Die Geschäfte laufen weit besser als erwartet, weshalb Österreichs größter Baukonzern die Latte höher legt. Ein neues Rekordjahr ist in Sicht, sagt der Strabag-Chef.

REUTERS

Österreichs größter Baukonzern, die Strabag, legte am Donnerstag überrachend gute Zahlen für die ersten drei Quartale 2018 auf den Tisch. Der Umsatz stieg um 14 Prozent, die Leistung um 15 Prozent auf 11,646 Milliarden Euro, der Auftragsstand um 13 Prozent auf 18,16 Milliarden Euro. Ausschlaggebend dafür waren einmal mehr zahlreiche Großaufträge in den größten Märkten des Konzerns, allen voran in Deutschland, Polen und Ungarn.  Noch erfreulicher sind die Zuwächse auf der Ergebnisseite. Das EBITDA erhöhte sich um 27 Prozent auf 571,43 Millionen Euro. Das EBIT verbesserte sich um 75 Prozent auf 298,89 Millionen Euro. Das Vorsteuerergebnis wurde mehr als verdoppelt, das Ergebnis nach Steuern kletterte um 116 Prozent auf 187,76 Millionen Euro. Das Konzernergebnis: 178,33 Millionen Euro, im Vorjahr lag der Gewinn nach neun Monaten bie 82,1 Millionen Euro.

Kein Wunder also, dass Strabag-Chef Thomas Birtel zufrieden ist: "Ein dynamisches Geschäft in unserem mit Abstand größten Markt Deutschland, die weiterhin gute Nachfrage in den zentral- und osteuropäischen Ländern, ein allerorts günstiges Bauwetter und der Wegfall von Ergebnisbelastungen aus dem internationalen Geschäft kennzeichnen das bisherige Geschäftsjahr.
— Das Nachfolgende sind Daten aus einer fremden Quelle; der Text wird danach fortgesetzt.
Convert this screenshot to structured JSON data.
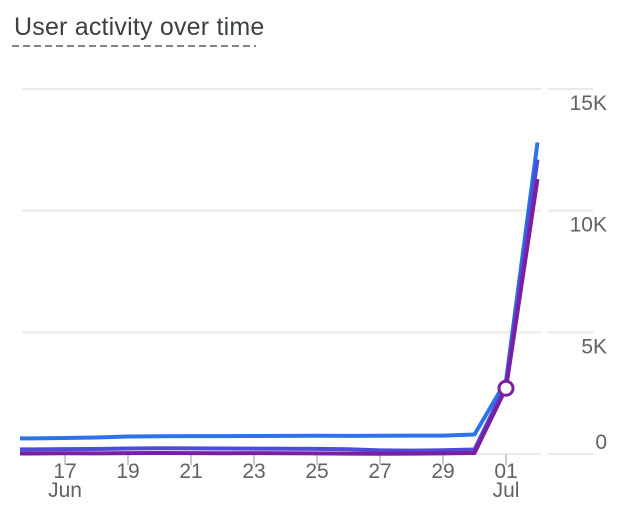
{
  "title": "User activity over time",
  "colors": {
    "background": "#FFFFFF",
    "title_text": "#3C4043",
    "title_underline": "#80868B",
    "grid_line": "#EAEAEA",
    "axis_tick": "#C9CCCF",
    "axis_label": "#5F6368",
    "marker_fill": "#FFFFFF"
  },
  "chart_data": {
    "type": "line",
    "title": "User activity over time",
    "xlabel": "",
    "ylabel": "",
    "ylim": [
      0,
      15000
    ],
    "grid": "horizontal",
    "legend_position": "none",
    "x": [
      "Jun 16",
      "Jun 17",
      "Jun 18",
      "Jun 19",
      "Jun 20",
      "Jun 21",
      "Jun 22",
      "Jun 23",
      "Jun 24",
      "Jun 25",
      "Jun 26",
      "Jun 27",
      "Jun 28",
      "Jun 29",
      "Jun 30",
      "Jul 1",
      "Jul 2"
    ],
    "y_ticks": [
      {
        "label": "0",
        "value": 0
      },
      {
        "label": "5K",
        "value": 5000
      },
      {
        "label": "10K",
        "value": 10000
      },
      {
        "label": "15K",
        "value": 15000
      }
    ],
    "x_ticks": [
      {
        "label": "17",
        "month": "Jun",
        "category": "Jun 17"
      },
      {
        "label": "19",
        "month": "",
        "category": "Jun 19"
      },
      {
        "label": "21",
        "month": "",
        "category": "Jun 21"
      },
      {
        "label": "23",
        "month": "",
        "category": "Jun 23"
      },
      {
        "label": "25",
        "month": "",
        "category": "Jun 25"
      },
      {
        "label": "27",
        "month": "",
        "category": "Jun 27"
      },
      {
        "label": "29",
        "month": "",
        "category": "Jun 29"
      },
      {
        "label": "01",
        "month": "Jul",
        "category": "Jul 1"
      }
    ],
    "series": [
      {
        "name": "blue-line",
        "color": "#2A74E8",
        "values": [
          640,
          660,
          680,
          720,
          730,
          735,
          735,
          740,
          745,
          750,
          745,
          750,
          755,
          755,
          800,
          3000,
          12800
        ]
      },
      {
        "name": "indigo-line",
        "color": "#4E4CD6",
        "values": [
          190,
          200,
          205,
          225,
          235,
          230,
          225,
          220,
          215,
          210,
          195,
          150,
          140,
          155,
          185,
          2850,
          12100
        ]
      },
      {
        "name": "purple-line",
        "color": "#7B1FA2",
        "values": [
          20,
          30,
          25,
          35,
          40,
          35,
          30,
          35,
          30,
          25,
          15,
          10,
          15,
          25,
          40,
          2700,
          11300
        ],
        "marker": {
          "category": "Jul 1",
          "value": 2700,
          "style": "open-circle"
        }
      }
    ]
  }
}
All dies veranlasst uns dazu, unseren Ausblick auf das Gesamtjahr 2018 anzupassen: Die Leistung dürfte nun auf spürbar über 15,0 Milliarden Euro steigen, und bei der operativen EBIT-Marge wollen wir zumindest den Wert des Vorjahrs von 3,3 Prozent erreichen. Damit stehen wir voraussichtlich erneut vor einem Rekordjahr."

Er weist zudem darauf hin, dass in der operativen Marge ein nicht-operativer, einmaliger Aufwertungsgewinn im zweistelligen Millionen-Euro-Bereich, der sich aus der Vollkonsolidierung einer Konzessionsgesellschaft in Deutschland ergibt, nicht inkludiert ist. Bisher war Birtel davon ausgegangen, dass heuer eine EBIT-Marge von rund drei Prozent erreicht wird.

 Die Strabag beschäftigt rund 73.000 Mitarbeiter. Der Konzern ist an der Börse 3,33 Milliarden Euro wert. Im Vorjahr wurden bei 13,5 Milliarden Euro Umsatz 279 Millionen Euro verdient, was den Anlegern eine Rekorddividende von 1,30 Euro je Aktie einbrachte.